Enfim, bem-vindos a mais uma edição da Newsletter Farol Jornalismo. Mais uma sexta-feira em nossas vidas. Tempo abrindo, clima ameno. Vamos nessa.

Continuamos, na verdade, destrinchando o texto de Emily Bell publicado no site da Columbia Journalism Review (texto, aliás, que é um discurso proferido por ela em um evento em Cambridge). Nem preciso dizer que recomendo fortemente a leitura.

Nessa última manifestação, Emily Bell seguiu sua tradicional linha de raciocínio: fez um diagnóstico baseado em críticas ao poder que as empresas de tecnologia possuem hoje em dia e alertou para a necessidade de o jornalismo discutir sobre essa situação, e não simplesmente aceitá-la como algo natural.

Após o primeiro parágrafo, traduzido acima, ela recupera alguns dados recentes sobre o uso de dispositivos móveis, sublinhando a dimensão que as redes sociais têm em nossas vidas; fala sobre os recentes produtos voltados ao jornalismo desenvolvidos pelos grandes players, ou, como ela se refere, “quatro cavaleiros do apocalipse” (Google, Facebook, Apple e Amazon); e analisa o comportamento do jornalismo diante deste cenário, principalmente para conseguir fechar as contas.

Sobre este último aspecto, ela resume em três as alternativas disponíveis hoje para a imprensa comercial.
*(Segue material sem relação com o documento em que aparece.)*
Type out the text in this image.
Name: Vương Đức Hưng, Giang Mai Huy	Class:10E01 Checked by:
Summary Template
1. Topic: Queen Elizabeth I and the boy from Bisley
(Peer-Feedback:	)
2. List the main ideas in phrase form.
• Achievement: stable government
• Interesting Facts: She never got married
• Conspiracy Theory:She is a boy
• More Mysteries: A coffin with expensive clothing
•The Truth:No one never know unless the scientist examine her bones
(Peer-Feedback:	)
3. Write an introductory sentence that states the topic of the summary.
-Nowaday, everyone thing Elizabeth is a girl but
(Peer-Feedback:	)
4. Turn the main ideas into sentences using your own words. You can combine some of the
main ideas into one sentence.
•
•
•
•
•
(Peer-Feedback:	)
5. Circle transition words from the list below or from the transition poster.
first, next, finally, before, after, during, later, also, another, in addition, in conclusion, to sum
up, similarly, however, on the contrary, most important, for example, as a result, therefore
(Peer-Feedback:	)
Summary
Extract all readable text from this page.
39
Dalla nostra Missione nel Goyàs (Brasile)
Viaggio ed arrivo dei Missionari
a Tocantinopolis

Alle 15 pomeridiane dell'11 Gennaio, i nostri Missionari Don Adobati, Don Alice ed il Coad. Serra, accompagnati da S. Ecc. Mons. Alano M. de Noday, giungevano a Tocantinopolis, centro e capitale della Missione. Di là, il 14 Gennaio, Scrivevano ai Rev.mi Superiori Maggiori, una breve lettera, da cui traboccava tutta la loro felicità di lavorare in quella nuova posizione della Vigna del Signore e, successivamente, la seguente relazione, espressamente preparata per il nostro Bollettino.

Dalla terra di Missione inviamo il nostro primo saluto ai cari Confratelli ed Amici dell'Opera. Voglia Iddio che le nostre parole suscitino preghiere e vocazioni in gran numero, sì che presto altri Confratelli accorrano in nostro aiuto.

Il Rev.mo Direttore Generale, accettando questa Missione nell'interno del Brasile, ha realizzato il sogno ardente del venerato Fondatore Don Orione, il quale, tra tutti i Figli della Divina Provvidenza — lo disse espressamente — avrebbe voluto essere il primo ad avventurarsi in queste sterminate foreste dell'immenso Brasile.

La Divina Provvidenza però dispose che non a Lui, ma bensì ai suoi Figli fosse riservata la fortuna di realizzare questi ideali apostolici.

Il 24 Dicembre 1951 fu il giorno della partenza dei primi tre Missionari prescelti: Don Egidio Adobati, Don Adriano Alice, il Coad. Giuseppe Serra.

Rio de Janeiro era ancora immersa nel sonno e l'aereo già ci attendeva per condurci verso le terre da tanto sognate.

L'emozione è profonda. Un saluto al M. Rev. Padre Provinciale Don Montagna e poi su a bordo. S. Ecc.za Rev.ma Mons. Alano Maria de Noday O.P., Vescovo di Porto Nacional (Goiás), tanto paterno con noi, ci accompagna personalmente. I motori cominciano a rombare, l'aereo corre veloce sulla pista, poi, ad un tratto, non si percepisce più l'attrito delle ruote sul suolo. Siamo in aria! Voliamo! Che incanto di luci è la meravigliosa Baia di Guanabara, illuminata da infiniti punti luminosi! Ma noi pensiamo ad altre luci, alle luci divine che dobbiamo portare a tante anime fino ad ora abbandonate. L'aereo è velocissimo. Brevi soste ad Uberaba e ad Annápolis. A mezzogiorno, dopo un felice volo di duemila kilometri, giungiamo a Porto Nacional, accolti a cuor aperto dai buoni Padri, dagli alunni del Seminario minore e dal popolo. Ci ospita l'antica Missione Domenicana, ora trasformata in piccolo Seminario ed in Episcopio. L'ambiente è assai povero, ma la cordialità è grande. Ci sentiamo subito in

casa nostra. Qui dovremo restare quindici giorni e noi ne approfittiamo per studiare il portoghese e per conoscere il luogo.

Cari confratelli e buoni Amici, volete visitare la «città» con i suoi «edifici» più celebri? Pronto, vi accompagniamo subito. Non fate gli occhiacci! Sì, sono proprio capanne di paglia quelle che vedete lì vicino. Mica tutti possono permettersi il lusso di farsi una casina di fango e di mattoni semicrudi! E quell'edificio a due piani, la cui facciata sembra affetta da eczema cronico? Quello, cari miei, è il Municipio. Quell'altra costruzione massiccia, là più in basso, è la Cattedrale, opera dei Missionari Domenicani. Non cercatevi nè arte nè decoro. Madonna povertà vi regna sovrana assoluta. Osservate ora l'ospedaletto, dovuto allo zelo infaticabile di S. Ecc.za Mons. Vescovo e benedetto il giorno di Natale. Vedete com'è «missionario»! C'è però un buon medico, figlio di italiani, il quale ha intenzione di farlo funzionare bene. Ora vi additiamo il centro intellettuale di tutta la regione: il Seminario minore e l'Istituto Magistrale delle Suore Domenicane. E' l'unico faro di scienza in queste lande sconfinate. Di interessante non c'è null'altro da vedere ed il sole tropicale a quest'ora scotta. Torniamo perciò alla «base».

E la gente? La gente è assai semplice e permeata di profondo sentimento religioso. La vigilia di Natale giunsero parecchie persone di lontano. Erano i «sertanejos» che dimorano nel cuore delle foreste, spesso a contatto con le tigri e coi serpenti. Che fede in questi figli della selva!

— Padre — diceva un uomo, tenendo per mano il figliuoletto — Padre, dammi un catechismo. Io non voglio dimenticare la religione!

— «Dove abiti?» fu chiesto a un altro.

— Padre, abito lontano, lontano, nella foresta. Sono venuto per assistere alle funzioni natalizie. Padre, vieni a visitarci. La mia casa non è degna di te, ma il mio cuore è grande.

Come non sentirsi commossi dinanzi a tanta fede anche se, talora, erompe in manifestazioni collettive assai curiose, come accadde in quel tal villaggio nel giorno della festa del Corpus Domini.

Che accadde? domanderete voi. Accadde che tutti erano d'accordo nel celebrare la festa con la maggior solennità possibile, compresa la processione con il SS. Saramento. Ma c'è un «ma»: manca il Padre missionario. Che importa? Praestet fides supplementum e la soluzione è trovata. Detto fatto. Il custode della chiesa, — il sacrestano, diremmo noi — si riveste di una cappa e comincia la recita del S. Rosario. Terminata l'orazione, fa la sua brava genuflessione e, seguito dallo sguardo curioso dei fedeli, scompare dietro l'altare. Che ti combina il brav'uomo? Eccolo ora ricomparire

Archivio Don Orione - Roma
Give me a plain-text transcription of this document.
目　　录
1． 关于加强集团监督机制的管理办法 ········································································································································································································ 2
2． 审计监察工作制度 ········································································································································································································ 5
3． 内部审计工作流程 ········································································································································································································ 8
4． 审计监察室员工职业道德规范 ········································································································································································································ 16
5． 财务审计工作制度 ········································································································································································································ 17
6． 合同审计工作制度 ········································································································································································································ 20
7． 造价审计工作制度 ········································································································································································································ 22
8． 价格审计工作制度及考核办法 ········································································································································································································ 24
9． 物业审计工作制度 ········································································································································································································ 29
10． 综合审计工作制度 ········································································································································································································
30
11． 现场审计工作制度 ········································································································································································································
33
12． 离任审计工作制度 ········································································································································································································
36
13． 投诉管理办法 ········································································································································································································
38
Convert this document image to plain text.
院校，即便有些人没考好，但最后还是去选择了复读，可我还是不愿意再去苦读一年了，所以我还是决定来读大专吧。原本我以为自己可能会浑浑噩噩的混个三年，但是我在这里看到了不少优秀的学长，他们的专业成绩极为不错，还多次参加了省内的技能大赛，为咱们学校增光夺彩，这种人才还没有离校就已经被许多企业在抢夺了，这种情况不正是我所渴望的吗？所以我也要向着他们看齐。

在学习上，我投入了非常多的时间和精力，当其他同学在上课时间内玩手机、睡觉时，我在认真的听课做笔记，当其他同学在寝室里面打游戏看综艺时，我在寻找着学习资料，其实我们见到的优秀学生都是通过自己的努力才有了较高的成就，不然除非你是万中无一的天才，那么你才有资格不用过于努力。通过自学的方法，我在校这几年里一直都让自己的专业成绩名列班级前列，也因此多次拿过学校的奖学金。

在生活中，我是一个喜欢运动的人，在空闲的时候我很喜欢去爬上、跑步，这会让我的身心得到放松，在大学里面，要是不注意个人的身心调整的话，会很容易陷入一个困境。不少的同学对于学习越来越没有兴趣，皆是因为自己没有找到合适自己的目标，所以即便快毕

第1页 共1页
A primeira é apostar tudo em plataformas no estilo Instant Articles, especialmente para conseguir fugir da briga dos gigantes em relação a ad-blocks. A segunda é tentar viabilizar receitas fora dessas plataformas. Neste caso, o modelo mais tradicional é a assinatura. Porém, trata-se de uma solução que não funciona muito bem em economia de escala, pois, para conquistar assinantes, é preciso haver empatia e proximidade entre público e veículo. Ou seja, é um modelo que funciona melhor na mídia de nicho. Por fim, a última alternativa é apostar em publicidade que não se parece com publicidade. A tal publicidade nativa.

Para Emily Bell, decidir como distribuir o conteúdo é a parte mais difícil do negócio para os publishers tradicionais atualmente. Segundo ela, há muita gente entusiasmada com o Instant Articles ter triplicado, às vezes quadruplicado, o tráfego. “A tentação para os publishers de ‘se jogar’ nas plataformas de distribuição, fazendo jornalismo apenas para a web social, está ficando maior”, escreveu.

Mais um trecho:

“Na verdade, nós sabemos pouco, ou quase nada, sobre como cada empresa está organizando as notícias. Se o Facebook decide, por exemplo, que conteúdos em vídeo vão ter desempenho melhor que as histórias em texto, nós não sabemos disso até que eles nos digam, ou até que percebamos a mudança. É um mercado desregulado. Não há transparência sobre o funcionamento interno desse sistema.”

Outro:

“Há enormes benefícios em termos uma nova classe de pessoas tecnologicamente hábeis, financeiramente de sucesso e altamente ativas, como Mark Zuckerberg, assumindo funções e poderes econômicos que antes estavam nas mãos de alguns dos sensatos, politicamente conservadores e ocasionalmente corruptos gatekeepers do passado. Mas nós devemos estar atentos, também, para o fato de esta mudança cultural, econômica e política ser profunda.”

[…]

“Nós estamos entregando o controle de partes importantes de nossas vidas pública e privada a um número muito pequeno de pessoas, que não foram eleitas e se não nos devem explicações.”

[…]

(…) é necessário haver ao menos alguma concordância de que a responsabilidade nesta área está mudando. As pessoas que desenvolvem essas plataformas não as fizeram com o intuito de assumir as responsabilidades de uma imprensa livre. Na verdade, eles estão alarmados com o fato de isso ser o resultado de uma engenharia bem sucedida.”

No fim do texto, Emily Bell sugere que fazer jornalismo pode se transformar em um fim que não visa o lucro. Afinal, se dependermos das plataformas, que precisam se ajoelhar ao pessoal do 1% de Wall Street, estaremos condenados a produzir somente listas, gifs e publicidade nativa para sempre.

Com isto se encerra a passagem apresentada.